I love people. I love relationship. My biggest love is a group of about 6 or 7 people on some sort of shared adventure. Put me in a room with others who risk to be known and “show their cards” so to speak, and I am one happy girl.
This weekend I am speaking to a group of college girls and the seniors asked me to speak about community. I have been praying and mulling over the topic for days now. I thought I would share some of my observations over the years about what I think does or doesn’t make a community:
- Real community is hard work. Rarely does it just happen (unless it is a mission trip, summer project – short trip with a shared goal).
- Real community requires time.
- Disappointment with others can lead to something good.

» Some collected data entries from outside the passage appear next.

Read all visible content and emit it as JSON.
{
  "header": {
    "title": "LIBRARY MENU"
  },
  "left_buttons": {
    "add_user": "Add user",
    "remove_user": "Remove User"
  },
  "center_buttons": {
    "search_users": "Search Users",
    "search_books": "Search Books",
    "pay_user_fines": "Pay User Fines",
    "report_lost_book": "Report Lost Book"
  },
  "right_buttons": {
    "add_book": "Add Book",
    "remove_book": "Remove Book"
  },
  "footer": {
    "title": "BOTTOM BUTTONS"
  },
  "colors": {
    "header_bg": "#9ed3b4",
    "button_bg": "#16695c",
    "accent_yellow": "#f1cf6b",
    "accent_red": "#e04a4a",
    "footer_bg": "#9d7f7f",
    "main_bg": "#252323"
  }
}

- Conflict either deepens the relationship or ends it (ending meaning be shallow or fake and act like nothings wrong)
- Real community requires risk to share and be known – believes the best.
- Real community lets others be a mess in your presence. As Larry Crabb puts it, “You can be a mess because you are in the presence of love.”
- Real community won’t happen if you are with people who cannot give, they only take and focus on what is in it for them.
- Real community gives space and time for God to move in one another’s lives without feeling the need to “fix.”
- Real community includes the social, but if it is just social then it isn’t real community.
- Real community with certain people is often just for a season.
- Real community shows up in others dark night of the soul.
- Real community sacrifices for the others.
- Real community reminds you of who you are and who you are not.
I could elaborate on each point, but I think I will give the talk first. 🙂 I would love to hear your lessons what makes or doesn’t make real community.